The Transatlantic “Imperial Situation”
1/2020
Forum AI
Archie Phinney, Early Soviet Ethnography, and a Native American’s Vision of Progress
SUMMARY:
In their introduction to the forum “Archie Phinney, Early Soviet Ethnography, and a Native American’s Visions of Progress,” Sergey Glebov and Marina Mogilner highlight the role of the Soviet Union as Eldorado for life scientists and Mecca for anticolonial and anti-imperialist intellectuals in the 1920s. They stress Phinney’s reinterpretation of Soviet nation-building in light of Boasian antiracist cultural anthropology and his political preferences. Therefore, in discussing the mutual perspectives of scholars from the United States and the Soviet Union, the authors employ the metaphor of “mirrors” instead of “transfers” and “borrowings.” This interpretation suggests that an open-ended cultural paradigm in anthropology remained relevant for various intellectuals working under different political regimes and interested in finding novel solutions to uneven human diversity.
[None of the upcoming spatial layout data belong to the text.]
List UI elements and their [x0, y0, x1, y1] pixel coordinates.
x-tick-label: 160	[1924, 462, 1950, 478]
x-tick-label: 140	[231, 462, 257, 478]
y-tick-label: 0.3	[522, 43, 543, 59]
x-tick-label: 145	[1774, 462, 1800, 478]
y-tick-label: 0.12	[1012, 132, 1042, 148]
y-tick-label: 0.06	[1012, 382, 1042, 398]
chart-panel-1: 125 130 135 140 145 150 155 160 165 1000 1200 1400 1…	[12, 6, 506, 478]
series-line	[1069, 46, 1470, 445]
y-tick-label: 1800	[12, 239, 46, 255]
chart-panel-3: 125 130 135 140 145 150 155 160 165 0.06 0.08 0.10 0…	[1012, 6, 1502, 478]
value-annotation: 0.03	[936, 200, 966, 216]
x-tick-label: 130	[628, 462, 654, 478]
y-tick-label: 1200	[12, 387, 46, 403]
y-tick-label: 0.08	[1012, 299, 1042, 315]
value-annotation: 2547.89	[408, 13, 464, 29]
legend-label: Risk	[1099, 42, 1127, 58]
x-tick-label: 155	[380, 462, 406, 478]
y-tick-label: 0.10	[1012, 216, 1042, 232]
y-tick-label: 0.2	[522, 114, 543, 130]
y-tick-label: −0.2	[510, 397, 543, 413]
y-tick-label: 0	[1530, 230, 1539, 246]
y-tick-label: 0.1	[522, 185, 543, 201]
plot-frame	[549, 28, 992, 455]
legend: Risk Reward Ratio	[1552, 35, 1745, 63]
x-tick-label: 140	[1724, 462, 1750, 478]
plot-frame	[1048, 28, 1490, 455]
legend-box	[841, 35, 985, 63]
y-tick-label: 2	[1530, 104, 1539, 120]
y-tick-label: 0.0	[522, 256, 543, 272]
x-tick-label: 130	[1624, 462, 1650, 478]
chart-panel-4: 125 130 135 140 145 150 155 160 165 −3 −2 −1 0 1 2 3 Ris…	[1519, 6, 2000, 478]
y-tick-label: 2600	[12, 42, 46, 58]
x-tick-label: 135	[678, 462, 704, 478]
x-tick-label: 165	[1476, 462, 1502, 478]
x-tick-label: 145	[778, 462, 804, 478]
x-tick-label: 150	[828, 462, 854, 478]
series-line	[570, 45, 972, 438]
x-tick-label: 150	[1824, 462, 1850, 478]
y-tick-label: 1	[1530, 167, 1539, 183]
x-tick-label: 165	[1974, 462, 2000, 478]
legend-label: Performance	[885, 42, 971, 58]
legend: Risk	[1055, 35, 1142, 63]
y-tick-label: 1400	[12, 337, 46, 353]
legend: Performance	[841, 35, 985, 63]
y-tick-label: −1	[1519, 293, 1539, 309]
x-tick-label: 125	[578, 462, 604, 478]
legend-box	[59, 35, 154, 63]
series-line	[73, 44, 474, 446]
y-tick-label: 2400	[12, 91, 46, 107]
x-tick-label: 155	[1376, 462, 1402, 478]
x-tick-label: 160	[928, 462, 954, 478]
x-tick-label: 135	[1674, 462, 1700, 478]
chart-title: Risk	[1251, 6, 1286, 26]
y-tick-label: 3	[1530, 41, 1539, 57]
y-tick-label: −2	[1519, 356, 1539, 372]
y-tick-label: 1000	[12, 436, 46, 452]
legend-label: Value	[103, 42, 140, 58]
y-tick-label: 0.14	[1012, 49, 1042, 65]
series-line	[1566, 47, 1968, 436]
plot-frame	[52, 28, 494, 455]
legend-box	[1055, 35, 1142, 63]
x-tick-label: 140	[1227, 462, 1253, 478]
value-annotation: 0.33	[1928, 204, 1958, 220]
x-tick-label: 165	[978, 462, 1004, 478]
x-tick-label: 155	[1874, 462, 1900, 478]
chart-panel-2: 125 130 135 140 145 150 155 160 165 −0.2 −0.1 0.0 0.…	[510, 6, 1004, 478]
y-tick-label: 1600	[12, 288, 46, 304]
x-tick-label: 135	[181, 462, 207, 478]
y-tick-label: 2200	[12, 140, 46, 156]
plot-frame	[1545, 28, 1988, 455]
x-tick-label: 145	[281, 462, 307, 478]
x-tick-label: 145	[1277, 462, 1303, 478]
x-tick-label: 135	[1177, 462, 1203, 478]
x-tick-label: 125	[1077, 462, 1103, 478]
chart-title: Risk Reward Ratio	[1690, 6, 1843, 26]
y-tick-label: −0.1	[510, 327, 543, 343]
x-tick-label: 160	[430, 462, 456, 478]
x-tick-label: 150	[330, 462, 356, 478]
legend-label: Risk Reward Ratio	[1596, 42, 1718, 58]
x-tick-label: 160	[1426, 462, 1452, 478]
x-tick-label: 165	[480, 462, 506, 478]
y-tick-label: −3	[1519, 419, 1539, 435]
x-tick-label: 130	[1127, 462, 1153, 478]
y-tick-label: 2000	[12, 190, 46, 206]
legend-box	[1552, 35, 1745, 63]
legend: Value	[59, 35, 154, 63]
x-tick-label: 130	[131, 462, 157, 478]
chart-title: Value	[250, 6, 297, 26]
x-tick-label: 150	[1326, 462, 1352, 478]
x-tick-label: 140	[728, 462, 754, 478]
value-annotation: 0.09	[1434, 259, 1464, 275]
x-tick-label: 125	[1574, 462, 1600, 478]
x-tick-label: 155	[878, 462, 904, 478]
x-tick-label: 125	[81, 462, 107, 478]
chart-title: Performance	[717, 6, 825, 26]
They either believed or were keenly interested in the Soviet promise to carry out an anticolonial project within the framework of a supranational polity that came to replace the old empire. Above all, the story of Phinney exposes the persistence of the “imperial situation” – the irregularity of the social, cultural, and political spaces in the most striking and pronounced postimperial moments in world history.